CURSUS MS Access 2014

 

 

 

Stambestanden

De stambestanden zijn die bestanden waar verhoudingsgewijze weinig veranderingen in plaatsvinden. De gegevens van de stambestanden worden gebruikt in bijvoorbeeld orders en facturen.

Het verkoopsysteem van Compusale kent het stambestand product, waarvoor we een tabel gaan maken.

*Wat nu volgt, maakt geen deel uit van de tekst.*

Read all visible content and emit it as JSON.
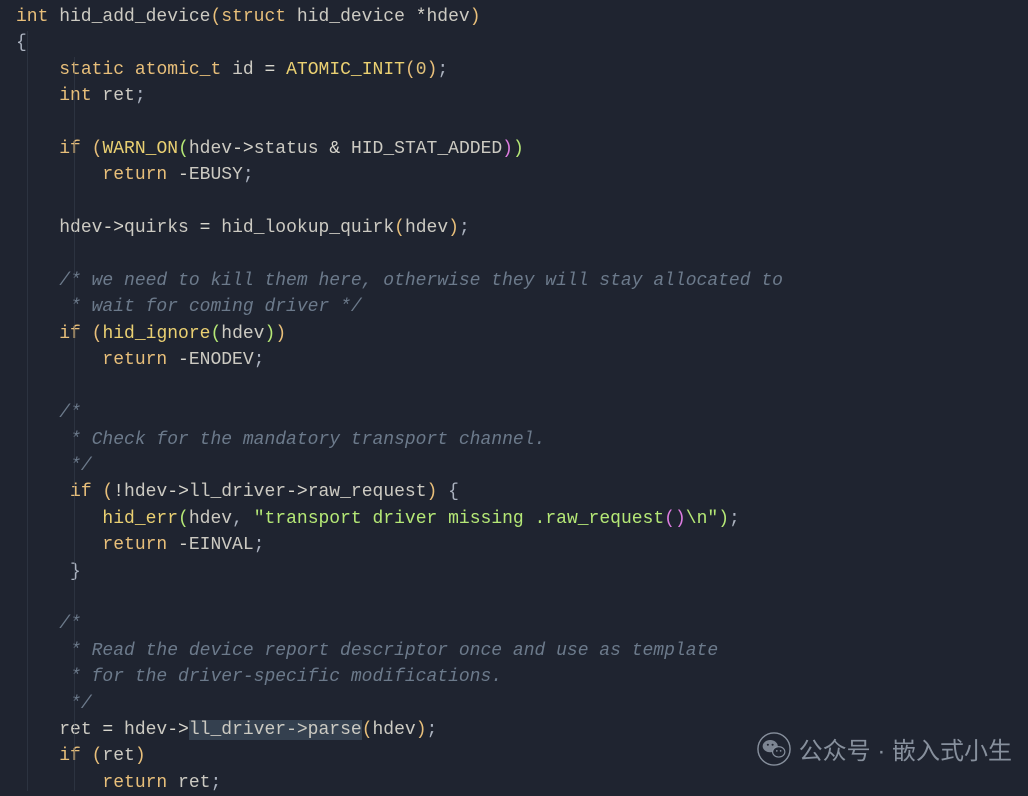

Ga daarvoor naar het tabblad "Maken" in het lint en kies voor tabelontwerp.

Klik op "tabelontwerp" en voer hierin de volgende veldnamen in:

Velden hebben een bepaald gegevenstype afhankelijk van de ingevulde waarde. Zo zal de prijs van het type "Valuta" zijn en het "Productnr" is natuurlijk een nummer.
Producten worden eenduidig geïdentificeerd door het "Productnr". Het productnummer is het zogenaamde sleutelveld van de Tabel product. Iedere waarde in dit veld komt maar een keer voor in de tabel. Een veld maak je een sleutelveld door op de knop "Primaire sleutel" te klikken. Op de veld eigenschappen die onder in beeld staan komen we later terug.

Voer bovenstaande Sleutel in.
Pas de gegevenstype aan en voer de omschrijving van het veld in bij beschrijving.

Sluit het tabblad "Tabel1".
Kies voor "wijzigingen opslaan" en geef de tabel de naam "product".

Voer de tabel "Medewerker" in volgens onderstaand voorschrift. Zorg dat het medewerkersnummer de primaire sleutel is. Sla daarna de tabel op onder de naam "Medewerker".

Verder is er nog een opmerking te maken over het veld Provisiep. Kijken we naar de veldeigenschappen van dit veld dan zien we het volgende.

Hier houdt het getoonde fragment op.